20181007_BK-ROURA_0859Saviez-vous que durant son tour du monde en 2016, Alan Roura n’a empanné (volontairement) qu’une seule fois ? Pour préserver son bateau et limiter les risques, le marin avait fait le choix de se contenter de virements de bord. Paraît-il que certains des meilleurs marins en solitaire, comme Jean Le Cam par exemple, font partie des tenants de la même école et cela n’a pas empêché le marin de Finistère Mer Vent de terminer 6e du dernier Vendée. Mais cette fois-ci, c’est promis, Alan veut mettre les gaz et travailler les détails en profondeur. L’objectif annoncé : « Devenir moins conservateur sur mon bateau », prévient-il.

Alan veut donc « envoyer du gros », et il nous fallait bien monter à bord d’un IMOCA à foils pour mesurer la difficulté de l’exercice en solitaire. Nous avons répondu à son invitation sur La Fabrique afin de mieux comprendre comment l’ex-benjamin de la course au large prépare sa seconde ascension de l’Everest des mers. Après avoir fait ses classes à bord de l’exigeant Super Bigou construit par Bernard Stamm, Alan Roura a réussi à convaincre son sponsor d’investir dans un plan Finot-Conq de 2007, ayant appartenu à Armel Le Cléac’h puis à Bertrand de Broc. Depuis cet été, son nouveau bébé est équipé de foils. Pour Alan, tout est à réapprendre à son bord: les angles, les crossovers, les vitesses cibles, la gestion des appendices, etc.

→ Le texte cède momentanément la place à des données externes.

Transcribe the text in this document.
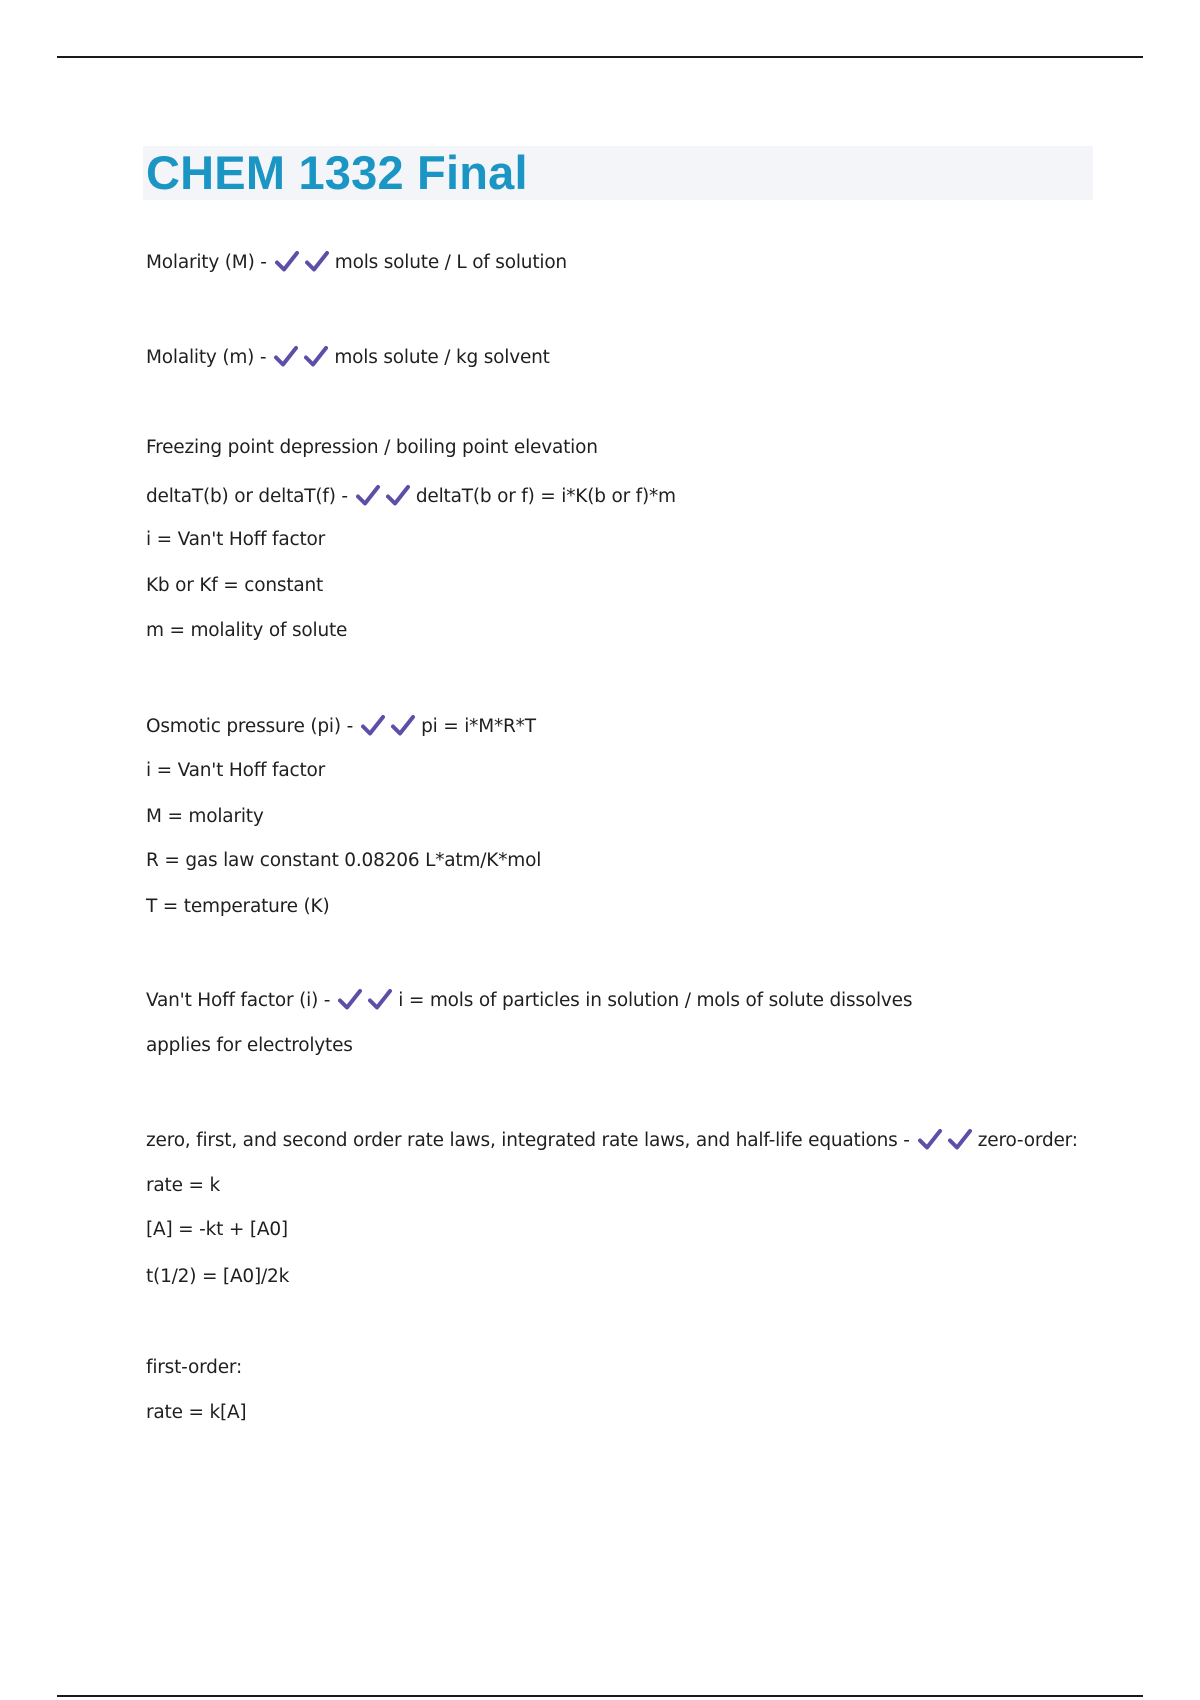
CHEM 1332 Final
Molarity (M) -	mols solute / L of solution
Molality (m) -	mols solute / kg solvent
Freezing point depression / boiling point elevation
deltaT(b) or deltaT(f) -	deltaT(b or f) = i*K(b or f)*m
i = Van't Hoff factor
Kb or Kf = constant
m = molality of solute
Osmotic pressure (pi) -	pi = i*M*R*T
i = Van't Hoff factor
M = molarity
R = gas law constant 0.08206 L*atm/K*mol
T = temperature (K)
Van't Hoff factor (i) -	i = mols of particles in solution / mols of solute dissolves
applies for electrolytes
zero, first, and second order rate laws, integrated rate laws, and half-life equations -	zero-order:
rate = k
[A] = -kt + [A0]
t(1/2) = [A0]/2k
first-order:
rate = k[A]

Alan Roura chef d’entreprise

IMG_7644okIl est loin le projet amateur et un tantinet improvisé de 2015-2016 : « Le Vendée 2016 me paraît tellement ancien, je me suis lassé de parler de cette expérience qui pour moi appartient au passé, car je regarde vers nos nouveaux projets », confesse-t-il. Et cette fois-ci, pas question d’oublier sa casserole à quai avant de partir pour le tour du monde (une bande de copains l’avait secondé dans l’avitaillement du bateau), ni de négliger aucun détail de sa préparation technique et sportive. Alan Roura s’est mué en chef d’une petite PME et orchestre la vie d’une équipe de six salariés (lui compris). « Être à la tête d’une écurie de course au large, c’est faire de la gestion de projet, de l’administratif, de la communication, et de la voile », précise-t-il. C’est dans une bonne ambiance que sa petite équipe composée d’un directeur technique, d’une cheffe de projet, d’un préparateur, d’un capitaine et d’une responsable communication – Aurélia Moureau, sa compagne dans la vie et véritable pilier du projet – s’affaire avec passion pour libérer Alan d’un maximum de contraintes, et lui permettre ainsi de se concentrer sur l’essentiel : la navigation. D’autres « freelancers » viennent également apporter leur touche. En débarquant sur les pontons, nous avons la surprise de croiser l’ancien Ministe Simon Koster, déjà à pied d’oeuvre sur La Fabrique… La Swiss Connexion marche bien à Lorient !

Entraînement « musclé »

20181007_BK-ROURA_0972Nous voulions donc nous rendre compte de ce qu’implique de mener un tel support en solo et avons participé à un entraînement en mode « faux solitaire » dans 15 à 18 noeuds de vent. Avec son tirant d’air de 28 m, l’IMOCA est une véritable bête à chagrin. Il suffit de hisser une fois la grand-voile au moulin à café ou même de prendre un ris pour ressentir l’immensité de la charge qui pèse sur un seul homme. « Quand tu es seul dans 50 noeuds sous GV 3 ris, tu ne t’amuses pas à courir devant pour mettre le tourmentin en plus. Tu enroules plutôt ta voile d’avant et tu attends », nous confirme Alan Roura, et on le comprend… Il est important de savoir s’économiser, de réfléchir avant d’agir, car le moindre changement de voile demande un effort considérable. « Pour le prochain Vendée, nous installerons une tyrolienne à l’intérieur du bateau qui pourra m’aider à déplacer les voiles », explique ce dernier. Le renforcement musculaire à terre est donc logiquement au coeur de sa préparation quotidienne. Et pour ce qui est de la régate, Alan Roura a fait appel à Tanguy Le Glatin, le coach estampillé course au large dans le milieu. « Tanguy me pousse à être agressif sur le bateau. Avant de travailler avec lui, j’étais plus prudent, maintenant, je n’hésite pas à tirer sur mon IMOCA. On a fait énormément évoluer les manoeuvres en les chronométrant et en les décortiquant. Par exemple, il m’a appris à ne plus me préoccuper des bastaques dans les empannages. Désormais, je les relâche, même dans 45 noeuds, car les outriggers suffisent à tenir le mât. Il faut dire qu’on ne te livre pas le mode d’emploi du bateau quand tu l’achètes ».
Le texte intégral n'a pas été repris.